Re: Recovery inconsistencies, standby much larger than primary

From: Tom Lane <tgl(at)sss(dot)pgh(dot)pa(dot)us>
To: Andres Freund <andres(at)2ndquadrant(dot)com>
Cc: Greg Stark <stark(at)mit(dot)edu>, PostgreSQL-development <pgsql-hackers(at)postgresql(dot)org>
Subject: Re: Recovery inconsistencies, standby much larger than primary
Date: 2014-02-15 03:30:45
Message-ID: 31058.1392435045@sss.pgh.pa.us
Views: Raw Message | Whole Thread | Download mbox | Resend email
Thread:
Lists: pgsql-hackers

Andres Freund <andres(at)2ndquadrant(dot)com> writes:
> On 2014-02-14 20:46:01 +0000, Greg Stark wrote:
>> Going over this I think this is still a potential issue:
>> On 31 Jan 2014 15:56, "Andres Freund" <andres(at)2ndquadrant(dot)com> wrote:
>>> I am not sure that explains the issue, but I think the redo action for
>>> truncation is not safe across crashes.

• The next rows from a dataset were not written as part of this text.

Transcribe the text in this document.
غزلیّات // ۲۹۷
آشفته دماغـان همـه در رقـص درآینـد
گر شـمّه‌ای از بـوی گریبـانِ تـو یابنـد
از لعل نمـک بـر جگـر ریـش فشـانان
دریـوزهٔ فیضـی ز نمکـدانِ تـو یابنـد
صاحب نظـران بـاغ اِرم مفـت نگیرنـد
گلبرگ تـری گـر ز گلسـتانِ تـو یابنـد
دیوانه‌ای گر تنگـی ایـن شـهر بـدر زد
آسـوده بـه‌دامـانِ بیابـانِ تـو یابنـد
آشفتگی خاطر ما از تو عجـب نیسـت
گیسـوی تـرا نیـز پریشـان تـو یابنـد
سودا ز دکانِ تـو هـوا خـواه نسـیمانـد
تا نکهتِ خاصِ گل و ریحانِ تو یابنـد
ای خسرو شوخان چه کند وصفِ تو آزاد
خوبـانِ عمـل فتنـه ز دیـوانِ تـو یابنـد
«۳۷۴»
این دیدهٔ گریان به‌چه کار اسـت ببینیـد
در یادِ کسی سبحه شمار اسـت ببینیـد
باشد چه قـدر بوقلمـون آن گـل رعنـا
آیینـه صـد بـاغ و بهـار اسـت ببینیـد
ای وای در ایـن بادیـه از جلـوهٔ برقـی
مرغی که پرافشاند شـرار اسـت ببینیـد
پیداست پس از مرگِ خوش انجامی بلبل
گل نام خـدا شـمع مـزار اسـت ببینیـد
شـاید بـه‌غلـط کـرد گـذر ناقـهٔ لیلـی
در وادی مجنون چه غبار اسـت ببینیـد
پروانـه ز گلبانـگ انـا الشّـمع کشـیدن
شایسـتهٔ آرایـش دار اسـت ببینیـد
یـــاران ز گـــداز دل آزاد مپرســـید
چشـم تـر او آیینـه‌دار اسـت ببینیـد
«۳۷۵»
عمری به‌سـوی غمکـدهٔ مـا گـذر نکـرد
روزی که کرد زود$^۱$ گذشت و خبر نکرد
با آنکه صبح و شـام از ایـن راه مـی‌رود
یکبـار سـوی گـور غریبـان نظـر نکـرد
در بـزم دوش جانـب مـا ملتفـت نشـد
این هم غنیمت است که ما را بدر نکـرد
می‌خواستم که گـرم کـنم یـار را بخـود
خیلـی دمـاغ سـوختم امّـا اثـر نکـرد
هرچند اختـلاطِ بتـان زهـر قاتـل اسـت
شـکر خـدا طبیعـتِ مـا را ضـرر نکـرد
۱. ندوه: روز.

A XLOG_SMGR_TRUNCATE will just
>>> do a smgrtruncate() (and then mdtruncate) which will iterate over the
>>> segments starting at 0 till mdnblocks()/segment_size and *truncate* but
>>> not delete individual segment files that are not needed anymore, right?
>>> If we crash in the midst of that a new mdtruncate() will be issued, but
>>> it will get a shorter value back from mdnblocks().

>> I'm not too familiar with md.c but my reading of the code is that we
>> truncate the files in reverse order?

> That's what I had assumed as well, but it doesn't look that way:

No, it's deleting forward.

We could probably fix things so it deleted backwards; it'd be a tad
tedious because the list structure isn't organized that way, but we
could do it. Not sure if that's good enough though. If you don't
want to assume the filesystem metadata is coherent after a crash,
we might have nonzero-size segments after zero-size ones, even if
the truncate calls had been issued in the right order.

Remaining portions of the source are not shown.